The nurse’s eyes flashed angrily. She called for one of the doctors, indicating for him to come over.
‘His wife is giving birth; she is in the village.’
Nodding, the doctor went to fetch some equipment. The nurse turned to me. ‘You come with us,’ she said. ‘We need some security.’ She turned and followed the young man down a narrow lane into the village. I glanced over towards Lieutenant Zhuralev, but his back was turned. Nervously I followed the nurse’s receding figure, concerned about walking into a trap. The doctor from Siberia caught up with me and grinned.
‘One more sobaka to welcome into the world,’ he said, a little breathlessly, as he hurried forwards with his bag. ‘As if there aren’t too many already. In a few years’ time he’ll be throwing stones at us when we go past.’
There was a small group waiting outside the house when we arrived. The nurse took the clean cloths and the medical bag the doctor had brought with him.
‘You stay here,’ she said, pointing to a spot outside the door. I glanced at her furiously. ‘Unless, that is, you want one of these men to blow your brains out.’ Her small hand swept around, indicating the crowd of men who had gathered near the door. They gazed at me sullenly, their beards straggling over long soiled shirts. The nurse ducked in through the doorway. I raised my gun apprehensively.
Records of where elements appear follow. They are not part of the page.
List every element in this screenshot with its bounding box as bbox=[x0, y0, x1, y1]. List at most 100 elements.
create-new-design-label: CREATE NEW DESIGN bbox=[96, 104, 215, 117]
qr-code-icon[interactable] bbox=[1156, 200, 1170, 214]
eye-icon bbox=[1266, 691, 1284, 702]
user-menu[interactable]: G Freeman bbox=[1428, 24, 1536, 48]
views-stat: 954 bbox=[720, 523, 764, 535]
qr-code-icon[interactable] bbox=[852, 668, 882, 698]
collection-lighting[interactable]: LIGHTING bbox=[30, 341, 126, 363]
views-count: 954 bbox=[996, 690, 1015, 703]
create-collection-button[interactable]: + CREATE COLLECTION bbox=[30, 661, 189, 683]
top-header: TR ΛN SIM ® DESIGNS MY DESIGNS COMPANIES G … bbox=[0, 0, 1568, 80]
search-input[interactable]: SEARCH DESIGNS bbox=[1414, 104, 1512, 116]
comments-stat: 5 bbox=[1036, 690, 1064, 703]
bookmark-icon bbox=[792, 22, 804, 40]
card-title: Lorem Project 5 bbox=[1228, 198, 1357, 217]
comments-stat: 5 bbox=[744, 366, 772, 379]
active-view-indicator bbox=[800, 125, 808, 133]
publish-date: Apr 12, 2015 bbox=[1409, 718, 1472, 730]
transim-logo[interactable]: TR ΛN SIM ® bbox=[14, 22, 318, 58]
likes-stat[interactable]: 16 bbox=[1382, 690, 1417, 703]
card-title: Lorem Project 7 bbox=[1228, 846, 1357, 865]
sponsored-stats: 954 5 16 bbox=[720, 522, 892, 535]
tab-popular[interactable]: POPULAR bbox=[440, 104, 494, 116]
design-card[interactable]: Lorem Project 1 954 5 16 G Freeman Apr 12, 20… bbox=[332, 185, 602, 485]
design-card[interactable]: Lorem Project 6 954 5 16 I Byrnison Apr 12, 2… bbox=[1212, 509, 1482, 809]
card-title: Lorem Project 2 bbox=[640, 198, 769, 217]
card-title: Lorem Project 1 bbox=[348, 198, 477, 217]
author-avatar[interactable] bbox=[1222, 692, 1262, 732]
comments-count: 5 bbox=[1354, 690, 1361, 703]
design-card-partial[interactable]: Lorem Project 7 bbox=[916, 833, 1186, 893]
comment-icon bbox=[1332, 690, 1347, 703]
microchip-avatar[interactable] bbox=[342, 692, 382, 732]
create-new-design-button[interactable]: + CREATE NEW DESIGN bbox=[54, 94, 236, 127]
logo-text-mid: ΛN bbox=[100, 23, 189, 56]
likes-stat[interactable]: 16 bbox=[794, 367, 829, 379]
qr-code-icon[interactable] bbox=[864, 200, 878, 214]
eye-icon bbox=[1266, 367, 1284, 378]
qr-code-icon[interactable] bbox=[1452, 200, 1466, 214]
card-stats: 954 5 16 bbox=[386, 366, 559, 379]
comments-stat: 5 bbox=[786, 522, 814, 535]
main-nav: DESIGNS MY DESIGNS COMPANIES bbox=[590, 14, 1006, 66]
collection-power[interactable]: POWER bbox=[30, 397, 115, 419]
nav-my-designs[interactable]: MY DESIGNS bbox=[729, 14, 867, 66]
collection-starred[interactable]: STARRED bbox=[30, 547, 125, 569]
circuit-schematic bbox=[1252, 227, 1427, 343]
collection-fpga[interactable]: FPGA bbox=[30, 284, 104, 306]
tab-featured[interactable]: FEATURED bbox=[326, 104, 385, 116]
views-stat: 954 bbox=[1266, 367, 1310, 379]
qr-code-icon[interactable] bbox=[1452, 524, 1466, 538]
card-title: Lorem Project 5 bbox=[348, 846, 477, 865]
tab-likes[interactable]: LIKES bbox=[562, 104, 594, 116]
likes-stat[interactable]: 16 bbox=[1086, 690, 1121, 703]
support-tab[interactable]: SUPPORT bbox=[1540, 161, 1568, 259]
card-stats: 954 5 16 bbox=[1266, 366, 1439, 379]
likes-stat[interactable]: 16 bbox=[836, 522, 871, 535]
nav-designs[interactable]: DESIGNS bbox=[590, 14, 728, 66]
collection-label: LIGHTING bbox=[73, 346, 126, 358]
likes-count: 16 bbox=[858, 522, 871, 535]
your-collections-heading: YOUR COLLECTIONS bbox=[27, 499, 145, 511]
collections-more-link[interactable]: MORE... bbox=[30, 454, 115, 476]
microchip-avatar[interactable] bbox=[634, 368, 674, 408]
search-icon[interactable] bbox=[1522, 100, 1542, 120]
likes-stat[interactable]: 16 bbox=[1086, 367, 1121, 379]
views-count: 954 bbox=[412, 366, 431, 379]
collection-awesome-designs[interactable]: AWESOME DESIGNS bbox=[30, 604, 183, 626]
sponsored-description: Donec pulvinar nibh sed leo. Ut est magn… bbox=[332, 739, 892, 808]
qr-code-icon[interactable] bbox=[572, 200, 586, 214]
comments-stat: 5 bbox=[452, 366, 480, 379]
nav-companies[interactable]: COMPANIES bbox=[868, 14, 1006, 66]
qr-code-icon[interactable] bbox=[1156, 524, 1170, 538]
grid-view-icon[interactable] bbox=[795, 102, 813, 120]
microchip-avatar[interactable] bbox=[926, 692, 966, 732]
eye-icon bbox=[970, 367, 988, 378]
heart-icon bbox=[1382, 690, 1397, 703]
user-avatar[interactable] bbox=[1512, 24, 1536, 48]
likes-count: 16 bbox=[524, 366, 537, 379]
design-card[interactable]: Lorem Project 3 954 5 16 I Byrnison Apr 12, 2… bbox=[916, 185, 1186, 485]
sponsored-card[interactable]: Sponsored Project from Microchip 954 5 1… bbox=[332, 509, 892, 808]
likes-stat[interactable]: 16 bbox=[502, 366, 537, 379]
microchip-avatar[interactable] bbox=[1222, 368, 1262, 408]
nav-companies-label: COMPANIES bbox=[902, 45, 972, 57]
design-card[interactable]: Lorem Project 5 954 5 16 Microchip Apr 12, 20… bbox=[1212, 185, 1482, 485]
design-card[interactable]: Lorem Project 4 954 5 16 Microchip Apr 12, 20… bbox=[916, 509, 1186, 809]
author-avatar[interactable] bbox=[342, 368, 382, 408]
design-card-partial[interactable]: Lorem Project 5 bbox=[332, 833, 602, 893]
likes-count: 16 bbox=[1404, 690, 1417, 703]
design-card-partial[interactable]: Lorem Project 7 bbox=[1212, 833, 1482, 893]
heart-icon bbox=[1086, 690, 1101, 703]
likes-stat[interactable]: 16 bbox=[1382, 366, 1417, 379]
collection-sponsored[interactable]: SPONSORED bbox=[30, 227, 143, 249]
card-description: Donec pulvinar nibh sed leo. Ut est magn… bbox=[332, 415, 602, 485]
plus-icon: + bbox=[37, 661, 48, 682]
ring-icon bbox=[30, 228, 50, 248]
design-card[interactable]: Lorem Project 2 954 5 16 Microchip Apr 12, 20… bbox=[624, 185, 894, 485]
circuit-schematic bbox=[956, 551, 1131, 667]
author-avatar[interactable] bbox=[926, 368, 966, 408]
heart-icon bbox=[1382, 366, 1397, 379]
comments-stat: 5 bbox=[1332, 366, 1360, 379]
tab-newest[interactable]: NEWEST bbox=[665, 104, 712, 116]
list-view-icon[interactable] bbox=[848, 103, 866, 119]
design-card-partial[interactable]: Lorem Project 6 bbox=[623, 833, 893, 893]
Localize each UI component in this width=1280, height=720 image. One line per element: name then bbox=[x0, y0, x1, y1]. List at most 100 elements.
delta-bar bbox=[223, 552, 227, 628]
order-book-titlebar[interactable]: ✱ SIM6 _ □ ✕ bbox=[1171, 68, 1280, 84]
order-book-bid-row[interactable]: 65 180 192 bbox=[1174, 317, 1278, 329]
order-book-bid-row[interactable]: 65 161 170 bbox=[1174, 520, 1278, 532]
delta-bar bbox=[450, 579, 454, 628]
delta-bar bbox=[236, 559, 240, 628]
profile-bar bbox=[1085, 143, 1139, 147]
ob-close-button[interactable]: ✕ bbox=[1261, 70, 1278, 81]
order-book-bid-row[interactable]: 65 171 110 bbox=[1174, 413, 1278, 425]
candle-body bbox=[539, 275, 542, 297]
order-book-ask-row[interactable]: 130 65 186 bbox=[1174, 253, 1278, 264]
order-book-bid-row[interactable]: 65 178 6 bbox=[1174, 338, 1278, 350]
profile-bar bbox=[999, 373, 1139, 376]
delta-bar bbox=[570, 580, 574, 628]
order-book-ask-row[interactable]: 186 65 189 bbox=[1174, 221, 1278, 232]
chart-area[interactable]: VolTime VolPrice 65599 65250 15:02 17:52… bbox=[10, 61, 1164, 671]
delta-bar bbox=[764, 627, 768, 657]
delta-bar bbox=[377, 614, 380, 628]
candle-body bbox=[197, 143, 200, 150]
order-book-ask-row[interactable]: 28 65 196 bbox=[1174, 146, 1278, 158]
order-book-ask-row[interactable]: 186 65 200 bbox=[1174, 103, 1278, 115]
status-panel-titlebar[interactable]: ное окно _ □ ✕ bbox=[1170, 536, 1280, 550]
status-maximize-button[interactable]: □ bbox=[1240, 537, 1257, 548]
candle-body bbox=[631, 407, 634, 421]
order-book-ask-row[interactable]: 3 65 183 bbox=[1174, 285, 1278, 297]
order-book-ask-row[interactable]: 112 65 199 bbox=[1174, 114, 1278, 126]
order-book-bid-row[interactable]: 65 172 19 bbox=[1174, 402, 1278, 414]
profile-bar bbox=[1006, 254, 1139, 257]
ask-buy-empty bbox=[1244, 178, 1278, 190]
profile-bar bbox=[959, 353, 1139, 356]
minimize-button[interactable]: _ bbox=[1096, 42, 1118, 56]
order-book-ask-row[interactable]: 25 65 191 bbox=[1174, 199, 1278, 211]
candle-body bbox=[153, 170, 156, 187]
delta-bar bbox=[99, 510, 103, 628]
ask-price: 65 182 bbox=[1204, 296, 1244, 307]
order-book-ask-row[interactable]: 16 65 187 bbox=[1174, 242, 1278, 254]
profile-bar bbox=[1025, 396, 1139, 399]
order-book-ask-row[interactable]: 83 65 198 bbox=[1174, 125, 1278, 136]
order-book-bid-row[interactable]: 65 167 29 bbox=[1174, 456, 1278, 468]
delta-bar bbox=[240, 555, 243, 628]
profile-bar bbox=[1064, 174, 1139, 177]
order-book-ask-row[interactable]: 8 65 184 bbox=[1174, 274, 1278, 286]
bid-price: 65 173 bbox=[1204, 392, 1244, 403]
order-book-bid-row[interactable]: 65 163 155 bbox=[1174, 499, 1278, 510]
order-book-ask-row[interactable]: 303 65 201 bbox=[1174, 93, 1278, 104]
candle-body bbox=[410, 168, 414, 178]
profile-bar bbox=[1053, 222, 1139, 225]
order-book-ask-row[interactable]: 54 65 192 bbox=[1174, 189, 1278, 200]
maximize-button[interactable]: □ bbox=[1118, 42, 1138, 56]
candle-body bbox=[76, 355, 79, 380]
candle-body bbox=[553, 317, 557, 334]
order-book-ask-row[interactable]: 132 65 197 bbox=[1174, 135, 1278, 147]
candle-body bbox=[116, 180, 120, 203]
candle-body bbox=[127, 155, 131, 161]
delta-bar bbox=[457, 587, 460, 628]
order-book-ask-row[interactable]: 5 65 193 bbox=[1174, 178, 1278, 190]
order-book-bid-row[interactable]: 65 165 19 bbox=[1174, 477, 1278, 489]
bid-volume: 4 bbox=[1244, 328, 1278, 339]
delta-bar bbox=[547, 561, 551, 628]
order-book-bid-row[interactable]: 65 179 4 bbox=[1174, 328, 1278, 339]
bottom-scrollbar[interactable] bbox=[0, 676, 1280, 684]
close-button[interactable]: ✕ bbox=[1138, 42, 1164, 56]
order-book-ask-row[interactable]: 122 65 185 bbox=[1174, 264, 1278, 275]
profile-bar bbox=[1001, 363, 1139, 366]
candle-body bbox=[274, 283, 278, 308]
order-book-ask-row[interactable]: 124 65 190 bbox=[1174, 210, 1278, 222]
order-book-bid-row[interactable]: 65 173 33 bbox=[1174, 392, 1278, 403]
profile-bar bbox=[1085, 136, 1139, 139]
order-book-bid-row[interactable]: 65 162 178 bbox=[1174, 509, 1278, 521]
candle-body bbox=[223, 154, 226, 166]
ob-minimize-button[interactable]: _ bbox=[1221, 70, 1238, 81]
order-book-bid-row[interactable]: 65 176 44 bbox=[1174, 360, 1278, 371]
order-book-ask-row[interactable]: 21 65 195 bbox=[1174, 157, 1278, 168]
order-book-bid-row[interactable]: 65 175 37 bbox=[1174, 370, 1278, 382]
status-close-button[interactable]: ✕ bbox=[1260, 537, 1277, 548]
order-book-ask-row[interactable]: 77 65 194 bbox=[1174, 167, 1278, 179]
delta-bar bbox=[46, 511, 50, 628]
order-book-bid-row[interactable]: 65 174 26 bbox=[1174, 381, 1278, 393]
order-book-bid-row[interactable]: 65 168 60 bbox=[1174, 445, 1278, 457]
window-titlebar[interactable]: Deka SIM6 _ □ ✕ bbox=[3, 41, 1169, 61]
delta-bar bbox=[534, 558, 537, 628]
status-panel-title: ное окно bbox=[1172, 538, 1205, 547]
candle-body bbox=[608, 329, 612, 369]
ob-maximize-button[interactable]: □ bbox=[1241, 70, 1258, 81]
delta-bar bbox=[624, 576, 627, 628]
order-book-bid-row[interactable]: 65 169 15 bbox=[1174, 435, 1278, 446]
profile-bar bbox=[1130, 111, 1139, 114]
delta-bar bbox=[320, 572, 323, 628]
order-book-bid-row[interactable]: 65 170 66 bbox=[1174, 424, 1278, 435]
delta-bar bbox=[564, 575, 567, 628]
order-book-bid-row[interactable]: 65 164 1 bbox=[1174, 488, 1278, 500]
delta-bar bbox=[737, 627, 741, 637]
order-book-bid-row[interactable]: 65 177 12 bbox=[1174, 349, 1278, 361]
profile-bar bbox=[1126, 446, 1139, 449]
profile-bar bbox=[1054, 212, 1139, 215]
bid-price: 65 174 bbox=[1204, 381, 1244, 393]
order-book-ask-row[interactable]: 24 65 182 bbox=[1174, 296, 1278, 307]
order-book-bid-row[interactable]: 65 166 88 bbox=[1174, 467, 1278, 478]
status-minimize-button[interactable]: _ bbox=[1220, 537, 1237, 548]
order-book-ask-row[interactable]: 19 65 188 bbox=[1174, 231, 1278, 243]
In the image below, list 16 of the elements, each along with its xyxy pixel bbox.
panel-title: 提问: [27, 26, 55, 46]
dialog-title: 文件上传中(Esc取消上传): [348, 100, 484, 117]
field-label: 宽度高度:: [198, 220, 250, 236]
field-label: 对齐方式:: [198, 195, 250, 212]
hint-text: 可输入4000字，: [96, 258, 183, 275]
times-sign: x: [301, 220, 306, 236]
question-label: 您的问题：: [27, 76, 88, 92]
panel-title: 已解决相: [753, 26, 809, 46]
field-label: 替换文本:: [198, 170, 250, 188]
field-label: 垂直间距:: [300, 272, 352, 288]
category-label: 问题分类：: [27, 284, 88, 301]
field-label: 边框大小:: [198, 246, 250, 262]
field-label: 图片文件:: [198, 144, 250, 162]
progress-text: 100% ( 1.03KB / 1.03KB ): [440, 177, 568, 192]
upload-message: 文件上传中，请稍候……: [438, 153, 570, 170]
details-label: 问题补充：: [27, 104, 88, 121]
‘Give a yell if you need some help,’ the doctor shouted after her. He grinned and pulled a packet of cigarettes from his pocket. Knocking the packet against the palm of his hand, he flicked a cigarette towards me. Nodding to the stooped young father-to-be he offered him one too. The young man smiled shyly and took one of the Russian cigarettes. The ja
ngle of patriotic music drifted across the mudbrick walls from the Agitprop APC. From inside the building came the sound of a woman shouting. I could not tell whether they were cries of pam or anger.
‘You think she’s OK in there on her own?’ I said.
The doctor grinned. ‘Zena? Sure she is OK. What do you think they’re going to do, shoot her when she has delivered the baby? That isn’t how it works, you know that: they’re all nice and friendly when we’re here. We’ll give them some sacks of rice, medicate their problems, hand out a few leaflets and everybody will grin and say what a great thing the revolution is. And then when we’ve gone, the men will be off to the mountains to join their mates, bombing our bases and laying mines and sniping at us.’
The nurse appeared twenty minutes later, wiping her hands on a cloth, the medical bag tucked beneath her arm.
‘They’re both fine,’ she said.
She had a dirty stain on the front of her shirt, which she dabbed at with the cloth. As we paused in the courtyard while she spoke to the stooped young man, I watched her. She had a good body, barely disguised by the unflattering khaki uniform. When we walked back up towards the marketplace, she stumbled in a rut in the dusty road, and I felt the weight of her body press against my own. A rush of excitement surged through me. Glancing up, she must have noticed the expression on my face. She shook my hand from her arm aggressively.
‘You speak the local language?’ I said, to hide my embarrassment.
‘I speak Pashtu, Dari and Russian,’ she said, matter-of- factly, as if anybody might.
‘How did you learn?’
‘Pashtu from my mother and Dari at school.’
‘You’re one of them?’
‘Don’t look so shocked, I’m not going to shoot you.’
‘No, it’s just that… it’s unusual.’
‘It’s a long story,’ she said, waving her hand impatiently. A bead of perspiration ran from her hairline and clung to her forehead.